RICHIAMI

di Riccardo Giacomini

L’uomo smosse la terra con la forca e capovolse la zolla fangosa che sfaldandosi rivelò di contenere larve e lombrichi. – Vedi come a primavera la vita sboccia dappertutto? Non è bellissimo? – disse al figlio.
– Sì... – fece lui poco convinto. – Ma cosa sono quei cosi così grossi?
– Sono le larve dei maggiolini. Sono lunghe fino a quattro centimetri verso la fine di aprile. Vivono nella terra bagnata della rizosfera, nutrendosi di radici. Hanno bisogno di molta acqua nel terreno per crescere. I loro predatori naturali sono le talpe – disse mentre con cura rimetteva i vermi sotto terra perché continuassero il loro sonno.

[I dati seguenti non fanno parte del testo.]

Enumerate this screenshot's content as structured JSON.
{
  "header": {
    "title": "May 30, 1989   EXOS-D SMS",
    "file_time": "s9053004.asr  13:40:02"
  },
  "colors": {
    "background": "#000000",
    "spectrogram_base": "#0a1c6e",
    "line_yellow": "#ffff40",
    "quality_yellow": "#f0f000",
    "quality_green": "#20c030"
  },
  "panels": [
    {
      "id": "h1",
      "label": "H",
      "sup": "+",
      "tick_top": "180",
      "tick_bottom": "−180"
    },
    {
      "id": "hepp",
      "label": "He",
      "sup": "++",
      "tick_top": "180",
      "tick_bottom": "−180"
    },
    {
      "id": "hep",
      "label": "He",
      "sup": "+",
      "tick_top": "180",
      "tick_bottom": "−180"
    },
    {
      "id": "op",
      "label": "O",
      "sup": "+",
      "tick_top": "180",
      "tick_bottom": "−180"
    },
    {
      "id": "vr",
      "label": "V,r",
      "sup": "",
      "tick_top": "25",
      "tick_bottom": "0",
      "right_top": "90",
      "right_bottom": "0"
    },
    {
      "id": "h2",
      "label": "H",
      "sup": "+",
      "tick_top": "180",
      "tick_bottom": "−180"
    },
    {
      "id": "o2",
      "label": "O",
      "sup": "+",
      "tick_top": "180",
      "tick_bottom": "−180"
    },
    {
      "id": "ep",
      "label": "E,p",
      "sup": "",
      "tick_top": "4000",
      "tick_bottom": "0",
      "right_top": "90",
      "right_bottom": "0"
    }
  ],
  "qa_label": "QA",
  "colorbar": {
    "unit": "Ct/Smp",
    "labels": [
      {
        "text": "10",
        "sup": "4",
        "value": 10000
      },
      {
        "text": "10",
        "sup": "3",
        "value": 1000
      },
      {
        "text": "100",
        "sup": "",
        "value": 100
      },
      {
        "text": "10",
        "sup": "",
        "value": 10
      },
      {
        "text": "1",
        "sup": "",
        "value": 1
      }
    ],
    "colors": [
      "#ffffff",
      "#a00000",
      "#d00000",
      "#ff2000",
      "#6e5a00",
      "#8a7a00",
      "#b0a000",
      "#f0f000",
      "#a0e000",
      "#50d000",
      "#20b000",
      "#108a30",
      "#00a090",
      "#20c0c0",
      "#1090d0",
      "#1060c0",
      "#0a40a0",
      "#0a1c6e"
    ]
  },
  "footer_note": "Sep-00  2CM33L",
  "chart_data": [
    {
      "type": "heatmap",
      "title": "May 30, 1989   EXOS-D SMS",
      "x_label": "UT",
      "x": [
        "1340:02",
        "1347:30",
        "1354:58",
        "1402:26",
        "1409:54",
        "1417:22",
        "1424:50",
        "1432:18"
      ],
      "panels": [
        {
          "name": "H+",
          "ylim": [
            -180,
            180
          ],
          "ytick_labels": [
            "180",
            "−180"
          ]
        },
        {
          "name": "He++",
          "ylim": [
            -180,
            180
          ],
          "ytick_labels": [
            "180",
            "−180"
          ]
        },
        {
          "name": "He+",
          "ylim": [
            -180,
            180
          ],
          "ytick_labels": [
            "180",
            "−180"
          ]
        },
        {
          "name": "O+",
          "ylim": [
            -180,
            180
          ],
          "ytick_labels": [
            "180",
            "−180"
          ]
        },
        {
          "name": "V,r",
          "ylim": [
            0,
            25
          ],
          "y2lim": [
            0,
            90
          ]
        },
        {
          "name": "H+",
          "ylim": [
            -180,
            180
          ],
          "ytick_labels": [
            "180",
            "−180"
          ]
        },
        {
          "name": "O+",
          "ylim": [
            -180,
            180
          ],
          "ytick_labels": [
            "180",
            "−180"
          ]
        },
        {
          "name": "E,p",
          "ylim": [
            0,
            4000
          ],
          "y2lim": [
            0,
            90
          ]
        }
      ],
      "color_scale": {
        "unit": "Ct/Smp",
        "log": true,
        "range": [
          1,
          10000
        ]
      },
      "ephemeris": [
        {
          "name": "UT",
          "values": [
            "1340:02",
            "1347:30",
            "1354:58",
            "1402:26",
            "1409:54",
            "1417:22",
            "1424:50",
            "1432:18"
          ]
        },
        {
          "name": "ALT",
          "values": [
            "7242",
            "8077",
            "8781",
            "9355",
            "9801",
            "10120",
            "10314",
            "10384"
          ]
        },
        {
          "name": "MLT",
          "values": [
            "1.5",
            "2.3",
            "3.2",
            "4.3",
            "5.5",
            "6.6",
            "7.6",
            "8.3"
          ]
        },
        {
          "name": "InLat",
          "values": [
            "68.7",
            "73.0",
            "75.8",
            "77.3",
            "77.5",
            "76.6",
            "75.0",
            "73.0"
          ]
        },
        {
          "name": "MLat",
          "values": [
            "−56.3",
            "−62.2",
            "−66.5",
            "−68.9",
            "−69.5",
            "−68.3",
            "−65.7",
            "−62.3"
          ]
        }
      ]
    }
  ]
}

– Sai un sacco di cose tu. Devi amare tanto la natura – fece il bambino con il tono di chi si finge inconsapevole di fare un complimento.

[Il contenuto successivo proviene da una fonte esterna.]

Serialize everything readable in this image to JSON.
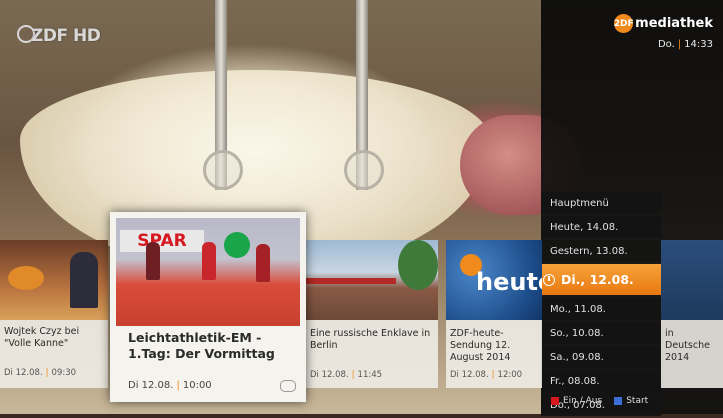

– Eccome. È piena di sorprese, di domande, di risposte e di miracoli. – Il padre si caricò il bimbo sulle spalle, e indicando un punto in alto bisbigliò: – Lo vedi quell’uccellino lassù? Lo senti come canta forte? È un tordo bottaccio. Il suo canto in questa stagione attira un sacco di altri esemplari.
– Come se parlassero? – chiese il ragazzino.
– Parlano la lingua degli uccelli, che noi non possiamo capire. Quando Dio li ha creati ha fatto in modo che loro parlassero il loro linguaggio, e noi il nostro. Però a noi ha dato l’intelligenza e la curiosità, per conoscere e capire il loro mondo. – Appena finì di parlare, su un ramo vicino al primo si posò un altro tordo. L’uomo si levò il bambino dalle spalle e insieme si nascosero dietro a un cespuglio, per non disturbare l’avvicinamento del secondo esemplare al primo.
– Vedi – fece il padre, – quello è un altro maschio, che si avvicina. È attratto dal canto del primo. Se fosse una femmina ti direi che si sta innamorando, il maschio invece è ostile.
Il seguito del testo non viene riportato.